4 of 6 US accused agree to go to jail
Posted By: News
Date: 26, October 06, at 12:17 a.m.
Plea bargaining in US court in Piarco project scandal
By Curtis Williams
Four of the six Americans accused of involvement in defrauding the Government of Trinidad and Tobago of tens of millions of dollars from the Piarco Airport Project have agreed to go to prison.
Serving time in jail is part of a plea agreement, which was yesterday presented to Justice Paul Huck in the United States District Court in the Southern District of Florida .
Armando Paz, former chief financial officer of the American company Calmaquip, is the uncle of another accused, Raul Gutierrez. Paz pleaded guilty to 12 counts of bank fraud .
Rene Diaz de Villegas, former vice-president of finance and Gutierrez’ former brother-in-law, pleaded guilty to wire fraud and transporting money obtained by fraud.
Richard Lacle of Aruba pleaded guilty to structuring the transaction to evade reporting while Leonardo Arturo Mora-Rodriguez of Miami, told the court he was guilty of conspiracy to transport money taken by fraud.
In the plea agreement, the four men will be sentenced to prison, depending on the outcome of a pre-sentence investigation to be done by a probation officer.

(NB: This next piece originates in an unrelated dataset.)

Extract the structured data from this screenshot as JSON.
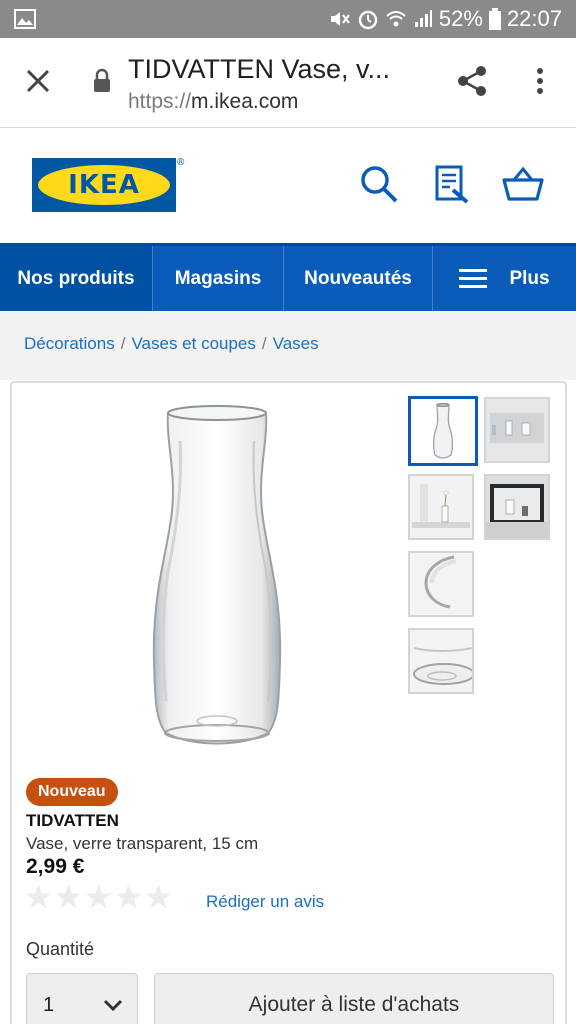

The US government has agreed to reduced prison terms for the men, but only if they cooperate fully in ongoing investigations and prosecutions involving the Piarco Airport scandal.
In the case of Rene Diaz de Villegas, he has also agreed to go undercover for the US government to “conduct and negotiate with others suspected and believed to be involved in criminal misconduct under the supervision of and in compliance with law enforcement officers and agents.”
He has also agreed to surrender all his properties and serve between 33 to 41 months in prison.
It was alleged that Calmaquip Inc, one of the major suppliers to the Piarco Airport project, and others conspired to fix the 1996 bid process to secure construction contracts.
As part of the conspiracy, Birk Hillman, the firm overseeing the construction, allegedly rewrote the bid requirements to eliminate competitors.
Those involved in the scheme even arranged for a shadow company to submit an exaggerated bid, so that Calmaquip’s bid would appear more competitive.
Birk Hillman had estimated the loading bridges and other equipment would total US$15 million, the indictment says.
But the Airports Authority accepted Calmaquip’s US$30 million bid, because it was nearly US $5 million lower than its rivals’.
It is alleged that Northern Construction bid US$20 million for a phase of the construction originally estimated to cost US$10 million.
Calmaquip executives and other defendants then used a series of offshore accounts to launder millions of dollars they pocketed themselves, or paid as bribes and kickbacks, the indictment charges.
According to the United States grand jury, in a web of corruption, it was discovered that Calmaquip and another company, SDCC, both shared directors and operated out of the same offices.
They were the only bidders on Package 13 of the airport contract, and Calmaquip was awarded the contract, since its bid was lower than SDCC, even though it was inflated by US$90 million.
So overpriced was Package 13, it is alleged Calmaquip made up false invoices for the purchase of pieces of equipment, including escalators.
In the plea agreement, Leonardo Arturo Mora-Rodriguez may also lose his American citizenship, since his status will have to be determined by US Immigration.
In addition to serving time, the men have agreed to the forfeiture of their properties, including cash.
Richard Lacle did not have to give up his properties, but he agreed to surrender two homes in return for the right to decide in which prison facility he would serve his time.